Bloodsucking fiends: a love story
"We're fucked, you know? We have to let them go."
Rivera unlocked the handcuffs and got out of the car. He stood next to Cavuto, not sure what to do next.
Jody stuck her head out the back window of the cruiser. "Come on, Tommy, you drive."
Tommy turned to the Emperor, who nodded for him to go, then to the Animals. "You guys, get that stuff off the dock. In Troy's car. Get out of here. I'll call you at the store tomorrow."
Tommy shrugged, got in the car, and started it. "What now?"
"To the loft, Tommy. He needs a dark place to heal."
"I'm not comfortable with this, Jody. I want you to know that.

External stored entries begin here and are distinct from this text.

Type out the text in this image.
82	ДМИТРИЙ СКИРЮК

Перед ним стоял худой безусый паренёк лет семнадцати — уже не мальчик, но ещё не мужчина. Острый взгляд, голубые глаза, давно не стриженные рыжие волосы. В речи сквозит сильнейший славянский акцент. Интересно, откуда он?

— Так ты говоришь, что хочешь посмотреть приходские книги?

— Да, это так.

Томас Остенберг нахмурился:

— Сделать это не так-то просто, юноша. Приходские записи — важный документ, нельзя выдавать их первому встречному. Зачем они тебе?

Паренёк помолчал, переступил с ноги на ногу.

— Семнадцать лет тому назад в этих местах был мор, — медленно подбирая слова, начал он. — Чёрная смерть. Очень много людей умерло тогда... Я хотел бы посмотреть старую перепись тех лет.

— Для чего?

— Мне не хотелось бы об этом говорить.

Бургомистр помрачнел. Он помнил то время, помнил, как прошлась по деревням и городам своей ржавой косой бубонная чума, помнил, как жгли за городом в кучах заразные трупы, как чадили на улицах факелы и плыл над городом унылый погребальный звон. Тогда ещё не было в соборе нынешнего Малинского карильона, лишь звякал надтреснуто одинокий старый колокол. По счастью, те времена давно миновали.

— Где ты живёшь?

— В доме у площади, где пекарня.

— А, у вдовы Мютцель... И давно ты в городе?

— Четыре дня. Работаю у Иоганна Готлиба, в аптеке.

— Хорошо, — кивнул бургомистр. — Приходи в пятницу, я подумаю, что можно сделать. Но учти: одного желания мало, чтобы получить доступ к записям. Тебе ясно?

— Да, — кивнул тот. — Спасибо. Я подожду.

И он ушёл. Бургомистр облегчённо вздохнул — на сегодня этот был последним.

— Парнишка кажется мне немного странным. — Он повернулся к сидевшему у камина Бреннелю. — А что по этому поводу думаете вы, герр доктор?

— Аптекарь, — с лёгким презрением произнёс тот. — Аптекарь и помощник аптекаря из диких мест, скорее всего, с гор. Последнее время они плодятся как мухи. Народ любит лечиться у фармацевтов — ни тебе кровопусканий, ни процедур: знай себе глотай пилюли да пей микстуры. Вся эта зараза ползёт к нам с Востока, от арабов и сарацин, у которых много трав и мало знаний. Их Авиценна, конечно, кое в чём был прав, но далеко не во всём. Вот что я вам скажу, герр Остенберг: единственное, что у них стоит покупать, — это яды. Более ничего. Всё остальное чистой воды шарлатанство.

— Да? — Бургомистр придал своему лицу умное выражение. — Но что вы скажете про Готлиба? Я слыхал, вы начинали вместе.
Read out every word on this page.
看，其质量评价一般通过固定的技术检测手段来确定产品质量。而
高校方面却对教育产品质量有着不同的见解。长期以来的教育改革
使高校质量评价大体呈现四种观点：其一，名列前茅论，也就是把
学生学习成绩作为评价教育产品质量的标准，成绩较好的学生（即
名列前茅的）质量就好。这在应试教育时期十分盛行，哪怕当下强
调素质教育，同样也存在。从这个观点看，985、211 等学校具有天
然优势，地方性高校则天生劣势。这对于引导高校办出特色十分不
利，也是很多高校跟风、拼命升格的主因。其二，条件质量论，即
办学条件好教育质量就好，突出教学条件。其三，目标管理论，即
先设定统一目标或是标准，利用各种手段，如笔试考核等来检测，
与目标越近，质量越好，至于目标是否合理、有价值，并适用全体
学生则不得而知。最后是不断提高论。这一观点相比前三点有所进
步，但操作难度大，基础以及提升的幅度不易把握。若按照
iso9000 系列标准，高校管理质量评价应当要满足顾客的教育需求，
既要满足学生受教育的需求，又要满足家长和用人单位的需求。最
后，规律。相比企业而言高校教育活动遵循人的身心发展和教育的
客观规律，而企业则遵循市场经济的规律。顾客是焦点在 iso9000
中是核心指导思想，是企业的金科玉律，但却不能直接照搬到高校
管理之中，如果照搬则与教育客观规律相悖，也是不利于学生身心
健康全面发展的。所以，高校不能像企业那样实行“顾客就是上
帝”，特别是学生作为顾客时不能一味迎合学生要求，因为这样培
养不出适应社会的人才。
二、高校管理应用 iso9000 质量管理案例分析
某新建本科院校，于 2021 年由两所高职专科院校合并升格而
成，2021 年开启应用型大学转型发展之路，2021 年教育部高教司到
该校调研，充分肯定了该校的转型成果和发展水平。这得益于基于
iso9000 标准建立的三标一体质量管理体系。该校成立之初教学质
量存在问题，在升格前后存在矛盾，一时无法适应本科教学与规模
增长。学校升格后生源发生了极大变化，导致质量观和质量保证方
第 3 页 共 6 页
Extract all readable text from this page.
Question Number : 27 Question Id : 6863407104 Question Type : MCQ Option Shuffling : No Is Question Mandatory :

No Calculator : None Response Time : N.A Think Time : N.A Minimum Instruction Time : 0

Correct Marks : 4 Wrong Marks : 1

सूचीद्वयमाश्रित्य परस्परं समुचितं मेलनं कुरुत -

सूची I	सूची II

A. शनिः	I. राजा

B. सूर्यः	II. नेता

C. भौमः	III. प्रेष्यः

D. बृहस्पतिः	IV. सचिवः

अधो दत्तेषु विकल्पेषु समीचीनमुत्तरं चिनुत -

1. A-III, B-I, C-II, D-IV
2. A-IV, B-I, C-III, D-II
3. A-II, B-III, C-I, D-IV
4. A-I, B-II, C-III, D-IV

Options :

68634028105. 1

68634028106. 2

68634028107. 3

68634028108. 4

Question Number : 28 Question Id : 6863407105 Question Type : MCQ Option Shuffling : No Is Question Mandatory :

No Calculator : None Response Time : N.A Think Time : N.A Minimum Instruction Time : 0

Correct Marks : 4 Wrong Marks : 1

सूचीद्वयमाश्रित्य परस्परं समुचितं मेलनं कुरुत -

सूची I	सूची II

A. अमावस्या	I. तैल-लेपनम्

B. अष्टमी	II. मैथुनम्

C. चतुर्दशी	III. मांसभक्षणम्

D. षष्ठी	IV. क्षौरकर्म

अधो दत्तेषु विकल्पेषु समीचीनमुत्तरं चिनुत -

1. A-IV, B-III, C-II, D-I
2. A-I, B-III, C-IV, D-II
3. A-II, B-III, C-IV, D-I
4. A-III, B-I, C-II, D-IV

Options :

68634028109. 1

I'd like to know what your relationship is to this guy."
The vampire moaned.
"Drive," she said.
They pulled off the dock, leaving the Animals scrambling around collecting the art and the two policemen staring at them in amazement.
She said, "I love you, Tommy, but I need someone who's like me. Someone who understands. You know how that is, right?"
"So you run off with the first rich older guy that comes along?"
"He's the only one, Tommy." She stroked the vampire's burned hair. "I don't have any choice. I hate being alone. And if he died, then I'd never know about what I am."
"So you two are going away? You're leaving me?"
"I wish I could think of some other way. I'm sorry."
"I knew you'd break my heart."
Chapter 35 – Sculptures
Sunset cast a warm orange across the great Pyramid, while below, the Emperor enjoyed a cappuccino on a concrete bench and Bummer and Lazarus battled for the remains of a three-pound porterhouse.
"Men, would that I could let you, like Cincinnatus, retire like gentlemen soldiers to the country, but the City is still in need. The fiend is vanquished, but not the despair of my people. Our responsibility is legion."
A family of tourists passed the Emperor, hurrying to get to the cable-car stop at California Street before dark, and the Emperor tipped his cup in salute. The father, a balding fat man in an Alcatraz sweatshirt, took the Emperor's gesture as a request for spare change and said, "Why don't you get a job?"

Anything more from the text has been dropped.